Grassroots Texans should be very encouraged. Paul Burka and Bud Kennedy are moaning about Texans rising up and demanding common sense be applied to government. Theirs is the song of the embittered establishment functionary, and it represents real hope in our age of failing government. The story is about another establishment pawn, this time Rob Orr, retiring because of a Tea Party opponent, and how the Tea Party overestimates our governmental problems.
First, it must be understood who these two men, Burka and Kennedy, are. In Texas state government, they are the establishment’s media guardians, and they are false prophets. Their job is to read the landscape and direct the state political conversation into safe and advantageous harbors for the ruling class.
In a sense, and there are a couple more of them, we are on their “watch”; they are narrating state politics for the ruling class right now. And, embarrassingly for them, it is on their watch that Texans are beginning to take the game out of the establishment’s hands.
This has never happened before, so one can understand their discomfort.

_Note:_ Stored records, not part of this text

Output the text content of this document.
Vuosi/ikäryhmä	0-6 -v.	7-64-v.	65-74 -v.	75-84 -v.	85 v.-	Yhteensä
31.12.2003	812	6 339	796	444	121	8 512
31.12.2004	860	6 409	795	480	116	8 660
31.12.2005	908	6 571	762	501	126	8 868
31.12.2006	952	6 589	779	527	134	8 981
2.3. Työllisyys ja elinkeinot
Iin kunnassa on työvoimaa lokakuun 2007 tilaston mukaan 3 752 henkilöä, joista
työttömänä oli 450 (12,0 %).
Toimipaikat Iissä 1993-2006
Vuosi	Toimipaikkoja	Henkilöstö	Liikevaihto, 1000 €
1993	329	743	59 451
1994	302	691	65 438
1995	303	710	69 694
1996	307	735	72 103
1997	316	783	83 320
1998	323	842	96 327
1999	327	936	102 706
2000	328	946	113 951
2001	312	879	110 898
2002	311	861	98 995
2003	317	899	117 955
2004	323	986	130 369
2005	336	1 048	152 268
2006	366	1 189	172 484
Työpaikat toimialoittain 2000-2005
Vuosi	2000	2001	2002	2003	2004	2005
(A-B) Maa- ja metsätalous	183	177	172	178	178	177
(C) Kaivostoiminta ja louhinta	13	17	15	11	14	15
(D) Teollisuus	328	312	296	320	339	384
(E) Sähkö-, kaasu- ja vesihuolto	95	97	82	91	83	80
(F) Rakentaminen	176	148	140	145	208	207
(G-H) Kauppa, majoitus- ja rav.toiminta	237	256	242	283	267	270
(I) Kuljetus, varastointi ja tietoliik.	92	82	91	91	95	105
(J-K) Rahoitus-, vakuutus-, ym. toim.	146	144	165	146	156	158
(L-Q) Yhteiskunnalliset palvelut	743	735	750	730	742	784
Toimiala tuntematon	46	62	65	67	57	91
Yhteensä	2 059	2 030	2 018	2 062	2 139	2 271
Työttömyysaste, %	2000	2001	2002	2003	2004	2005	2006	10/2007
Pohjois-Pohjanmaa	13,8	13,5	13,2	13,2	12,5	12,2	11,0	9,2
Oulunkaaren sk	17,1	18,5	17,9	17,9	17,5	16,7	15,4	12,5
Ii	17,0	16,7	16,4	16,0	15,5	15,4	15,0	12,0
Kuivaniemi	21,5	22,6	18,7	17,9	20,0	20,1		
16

Law abiding citizens have been in a democratic slumber for about 250 years. It has taken that long for a quote usually attributed to 17th century Scottish historian Alexander Tyler to be shown true. It reads, “Democracy is always temporary in nature. It simply cannot exist as a permanent form of government because sooner or later voters discover they can vote themselves generous gifts from the Public Treasury.”
The quote refers to gifts like academy-regulating government research grants, competition-stifling laws, free schooling, ever-multiplying government jobs, social security, free food, Medicare, Medicaid, welfare, and socialized medicine, to name a few. This can only be called what it is – socialism – and it has been slipped underneath Americans without us recognizing it very well.
After the United States started its experiment in democratic republicanism, Europe began to copy us, but took an even more aggressive approach to granting itself gifts from the treasury. We can all see the end of the party approaching. Southern Europe is in the worst shape, but we know that they are only at a slightly more advanced stage of the same disease. It is in this context that the Tea Party was born.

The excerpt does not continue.